Aus den Vorschlägen der Bürgerinnen und Bürger soll das IQWiG die für die Patientenversorgung in Deutschland besonders bedeutsamen Themen auswählen und bearbeiten.

Grundsätzlich werden alle Themen, zu denen sich eine wissenschaftliche Fragestellung formulieren lässt, in die öffentliche Themenliste aufgenommen. Ausgenommen davon sind Themen, die ausschließlich die Bewertung von Arzneimitteln beinhalten: Der Gesetzgeber hat Medikamente ausdrücklich vom ThemenCheck Medizin ausgenommen (§139a SGB V Abs 3 Nrn 1 und 2), da es zu Arzneimitteln bereits andere Verfahren der Bewertung gibt.

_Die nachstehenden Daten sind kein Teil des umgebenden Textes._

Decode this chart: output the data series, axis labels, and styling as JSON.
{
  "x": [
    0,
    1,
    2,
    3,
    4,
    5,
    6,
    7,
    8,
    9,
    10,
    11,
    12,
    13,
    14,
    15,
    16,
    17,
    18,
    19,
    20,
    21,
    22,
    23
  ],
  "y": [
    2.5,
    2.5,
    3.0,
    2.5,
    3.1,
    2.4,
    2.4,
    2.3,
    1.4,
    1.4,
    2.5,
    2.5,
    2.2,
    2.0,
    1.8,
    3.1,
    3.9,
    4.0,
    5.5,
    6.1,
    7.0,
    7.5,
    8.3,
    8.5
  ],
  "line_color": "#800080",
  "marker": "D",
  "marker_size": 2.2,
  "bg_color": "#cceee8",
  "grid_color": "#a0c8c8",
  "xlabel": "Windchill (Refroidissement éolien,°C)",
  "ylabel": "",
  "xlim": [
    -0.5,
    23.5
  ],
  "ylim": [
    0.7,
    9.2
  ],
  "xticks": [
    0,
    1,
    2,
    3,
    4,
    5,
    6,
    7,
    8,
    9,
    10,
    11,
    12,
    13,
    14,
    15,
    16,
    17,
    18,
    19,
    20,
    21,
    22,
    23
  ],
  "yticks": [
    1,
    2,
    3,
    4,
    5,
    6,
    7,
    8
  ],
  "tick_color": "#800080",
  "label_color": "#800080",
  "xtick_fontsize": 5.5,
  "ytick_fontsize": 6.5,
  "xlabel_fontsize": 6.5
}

In einem zweistufigen Verfahren wählt das IQWiG Themen für HTA-Berichte aus: In der ersten Stufe trifft ein Auswahlbeirat, in dem sowohl die Bürger- und Patientensicht als auch die wissenschaftliche Perspektive vertreten sind, eine Auswahl von bis zu 15 Themen aus einem Vorschlagszeitraum. In der zweiten Stufe wählt die IQWIG-Institutsleitung im Benehmen mit dem erweiterten Fachbeirat daraus jährlich bis zu fünf Themen, zu denen dann mit Unterstützung von externen Sachverständigen HTA-Berichte entstehen. Der erweiterte Fachbeirat besteht aus Vertreterinnen und Vertretern der den Stiftungsrat der Stiftung für Qualität und Wirtschaftlichkeit bildenden Organisationen sowie einer Vertreterin beziehungsweise einem Vertreter des BMG.

Die HTA-Berichte folgen der anerkannten Methodik des IQWiG und werden auch bei Gesundheitsinformation.de abgebildet.